Performance Bonding for Environmental Protectionlocked

Performance Bonding for Environmental Protectionlocked

  • Olli-Pekka KuuselaOlli-Pekka KuuselaDepartment of Forest Engineering, Resources and Management, Oregon State University

Summary

Performance bonds are a widely used enforcement and assurance mechanism in extractive activities and large-scale projects that are associated with clearly defined environmental liabilities. They are especially effective and useful in conditions where the judgment-proof problem is a pervasive challenge. Bonds provide an assurance for the regulator that funds are available to complete the decommissioning activities and the termination of operations under contingencies where the operator fails to follow the contractual obligations or becomes insolvent. Applications of bonding are found in oil and gas drilling, surface mining, renewable energy projects, and timber concessions. However, real bonding systems are not without issues and limitations.
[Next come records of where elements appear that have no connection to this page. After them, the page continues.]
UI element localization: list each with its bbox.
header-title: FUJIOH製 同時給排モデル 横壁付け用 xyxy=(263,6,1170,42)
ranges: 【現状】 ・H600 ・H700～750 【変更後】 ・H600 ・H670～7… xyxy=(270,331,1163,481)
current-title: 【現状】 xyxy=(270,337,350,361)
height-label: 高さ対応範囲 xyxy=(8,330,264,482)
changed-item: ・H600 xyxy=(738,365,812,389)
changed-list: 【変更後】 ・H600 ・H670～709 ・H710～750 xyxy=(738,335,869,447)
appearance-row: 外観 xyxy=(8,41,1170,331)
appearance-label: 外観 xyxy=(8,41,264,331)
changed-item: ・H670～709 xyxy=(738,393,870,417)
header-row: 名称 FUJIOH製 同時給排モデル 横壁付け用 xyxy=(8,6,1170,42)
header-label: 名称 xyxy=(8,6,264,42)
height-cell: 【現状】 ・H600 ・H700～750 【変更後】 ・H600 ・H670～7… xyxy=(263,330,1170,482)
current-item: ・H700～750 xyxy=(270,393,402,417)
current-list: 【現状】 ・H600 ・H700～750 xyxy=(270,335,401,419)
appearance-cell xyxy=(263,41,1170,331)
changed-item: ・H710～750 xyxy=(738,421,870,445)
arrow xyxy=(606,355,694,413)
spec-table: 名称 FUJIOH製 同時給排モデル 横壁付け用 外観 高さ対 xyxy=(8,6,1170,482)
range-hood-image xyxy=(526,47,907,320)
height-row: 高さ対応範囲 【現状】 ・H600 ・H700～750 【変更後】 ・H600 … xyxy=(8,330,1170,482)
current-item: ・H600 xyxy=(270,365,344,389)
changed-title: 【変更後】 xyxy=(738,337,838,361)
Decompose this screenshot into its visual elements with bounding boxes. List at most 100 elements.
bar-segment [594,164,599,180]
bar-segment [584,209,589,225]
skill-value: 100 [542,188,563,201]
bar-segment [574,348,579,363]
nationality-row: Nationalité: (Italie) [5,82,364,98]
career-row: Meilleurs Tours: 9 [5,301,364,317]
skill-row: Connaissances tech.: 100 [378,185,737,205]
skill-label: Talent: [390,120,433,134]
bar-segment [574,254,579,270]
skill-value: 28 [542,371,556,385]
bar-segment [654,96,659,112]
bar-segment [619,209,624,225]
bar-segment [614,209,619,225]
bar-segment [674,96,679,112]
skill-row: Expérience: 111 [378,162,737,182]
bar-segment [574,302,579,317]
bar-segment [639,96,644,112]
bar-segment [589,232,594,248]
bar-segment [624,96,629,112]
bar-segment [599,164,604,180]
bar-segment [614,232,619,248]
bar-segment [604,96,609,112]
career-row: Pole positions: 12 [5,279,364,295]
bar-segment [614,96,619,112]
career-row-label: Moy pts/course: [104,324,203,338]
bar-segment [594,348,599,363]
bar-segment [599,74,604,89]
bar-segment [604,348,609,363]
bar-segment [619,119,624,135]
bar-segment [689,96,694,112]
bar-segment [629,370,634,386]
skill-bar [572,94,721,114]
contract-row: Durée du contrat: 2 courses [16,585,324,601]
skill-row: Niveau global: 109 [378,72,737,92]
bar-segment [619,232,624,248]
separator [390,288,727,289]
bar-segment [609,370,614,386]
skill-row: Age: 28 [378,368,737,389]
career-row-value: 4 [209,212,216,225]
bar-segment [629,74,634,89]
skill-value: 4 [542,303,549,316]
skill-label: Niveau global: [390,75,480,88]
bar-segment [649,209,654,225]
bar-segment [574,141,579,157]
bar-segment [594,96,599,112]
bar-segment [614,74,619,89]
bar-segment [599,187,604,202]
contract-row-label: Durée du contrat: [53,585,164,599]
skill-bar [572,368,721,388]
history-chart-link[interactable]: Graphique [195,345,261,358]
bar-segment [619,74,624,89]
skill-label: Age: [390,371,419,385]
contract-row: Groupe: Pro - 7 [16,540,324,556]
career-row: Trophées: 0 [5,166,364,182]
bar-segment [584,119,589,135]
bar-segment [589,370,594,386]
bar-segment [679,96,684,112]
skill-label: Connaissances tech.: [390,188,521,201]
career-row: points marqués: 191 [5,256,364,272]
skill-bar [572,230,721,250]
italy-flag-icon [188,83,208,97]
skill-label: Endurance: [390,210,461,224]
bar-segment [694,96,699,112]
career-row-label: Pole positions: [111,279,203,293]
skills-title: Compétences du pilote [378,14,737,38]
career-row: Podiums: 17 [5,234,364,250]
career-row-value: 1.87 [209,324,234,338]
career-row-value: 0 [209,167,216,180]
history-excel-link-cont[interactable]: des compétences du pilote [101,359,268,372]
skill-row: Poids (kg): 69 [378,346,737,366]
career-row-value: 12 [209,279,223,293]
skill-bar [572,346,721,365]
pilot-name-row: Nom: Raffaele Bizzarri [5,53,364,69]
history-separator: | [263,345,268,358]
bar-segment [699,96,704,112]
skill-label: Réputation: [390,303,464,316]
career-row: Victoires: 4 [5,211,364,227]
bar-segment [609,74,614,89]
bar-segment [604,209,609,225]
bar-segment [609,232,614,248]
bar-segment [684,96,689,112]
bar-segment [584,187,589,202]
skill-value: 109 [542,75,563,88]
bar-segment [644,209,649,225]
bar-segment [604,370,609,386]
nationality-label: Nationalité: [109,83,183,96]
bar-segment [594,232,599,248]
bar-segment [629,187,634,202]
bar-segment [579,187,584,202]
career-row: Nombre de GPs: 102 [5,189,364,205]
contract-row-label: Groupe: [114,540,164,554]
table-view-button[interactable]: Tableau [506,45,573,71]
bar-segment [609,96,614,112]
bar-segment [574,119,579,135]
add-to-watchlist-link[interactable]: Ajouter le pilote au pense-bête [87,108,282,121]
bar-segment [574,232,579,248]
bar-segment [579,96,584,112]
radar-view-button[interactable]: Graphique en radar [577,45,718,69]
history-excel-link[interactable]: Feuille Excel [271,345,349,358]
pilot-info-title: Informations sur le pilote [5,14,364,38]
Defining a sufficiently high enough bond has been especially challenging in conditions with limited information about costs and environmental risks and where smaller operators may not be able to secure access to required funds or financial services for posting the bond. The use of surety companies, bond pools, and blanket bonds provides a solution to these problems, albeit not without issues of their own. Furthermore, to keep up with the technological developments in extractive industries and with the inescapable uncertainties related to reclamation costs and environmental damages, the regulator should continually review and update bonding instruments based on new available information. Regulatory rules and statistical models that have been developed to adjust the required bonds, based on observable risk factors, provide some encouraging examples for how to design more responsive and effective bonding systems.